Ölüm bir varlık- yokluk bataklığı değil, ebediyete açılacak pırıl pırıl bir sabahın son karanlığıdır. Bu muazzam görüşü, peygamber meşalesi altında iman yolculuğuna çıkanlar başarabilir. İman, kadere ve hükümlere uyduğu takdirde ayakta durur. Herşeyin belli bir vakti vardır. Bu vakti bahanenin içinde arayın. Herşeyin belli bir vakti vardır. Beklemek gerek. Allah inanmış gönüllerin iman zevkinden kazanacakları halleri, farz kıldığı ibadetlerde depo etmiştir. Feyz isteyen ibadetlere koşmalıdır. Çünkü ibadetler, insanı Hak-ka ulaştırıcı bir vasıtadır.

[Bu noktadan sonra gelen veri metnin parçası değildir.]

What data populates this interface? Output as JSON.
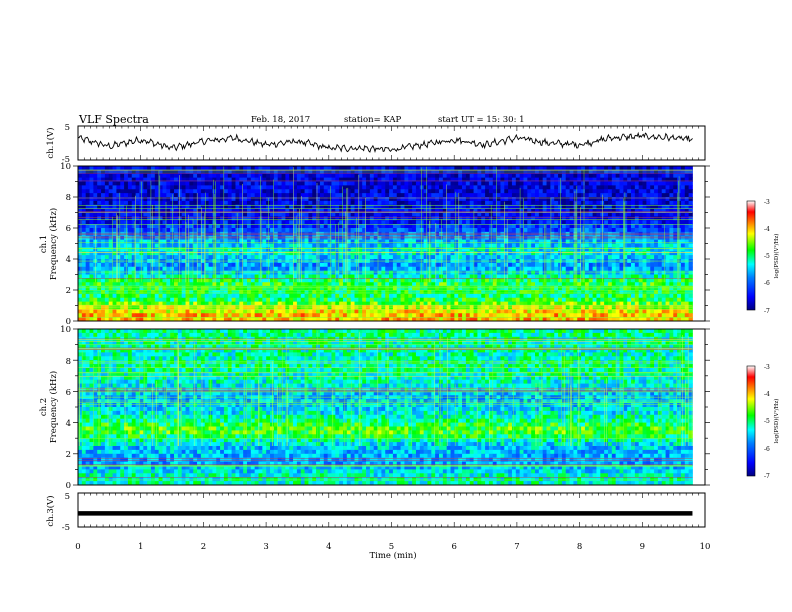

Resûlü Ekrem mi’racta semâvâtı dolaştı…
Semâvât bir mekândır.
Fakat içi Lâ mekândır.
Mekânsızlık…
Mekânsızlık, Lâ mekân ne demektir.
Bunu bil!..
Fakat kolay değil…
Hiç birşey yokken yokluk bile yoktu.
ALLAH vardı.
Onun “başı sonu yok”.
Bu lâfı edeble, aczla, anlamaya çalış.
O zaman Resûlü Ekrem’in sözünü dinle:
“Namaz mü’minin miracıdır.”
Bu ne demektir.
Namaz, mekânda iken Lâ mekâna dalmaktır.
Resûlü Ekrem:
“gözümün nûru namaz” buyurmuştur…
Gözümün nûru ne demek?
O göz “Hakk” ile bakar. O nûrdur demektir.
Resûlü Ekrem :
“Ben Rabbımı mi’racta genç bir insan şeklinde gördüm” buyuruyor.
Bir âyeti kerimede :
“Ben tekim. Doğmadım. Doğurmadım. Uyumadım. Teklerin tekiyim” buyurur.
“Kul huvallahu ahad”de de âyet “Kul” kelimesi ile başlıyor.
Bu ne demektir:
“Habibim bu hakikati söyle! Bilsinler, iman etsinler!” demektir.
“ALLAH’ın cemâli cennetden görülecek” dir.
Cennet nedir? Kimlere vaad edilmiştir…
Cennete girmeye değil oradan Hakkı görmeye hak kazanmak lazımdır.
“Cennet safiyeti ilâhîyede erimek yeridir”.
Cennet için çalışan bile Hakkı istemiş olmaz.
“Ben kulumla görürüm…”
O hâlde Resûlü Ekrem (Semâvât nedir? onu bilirsen), ALLAH’ı ALLAH ile görmüştür, anlarsın…
Şah damarından yakın olanla… Birlikte görmüştür.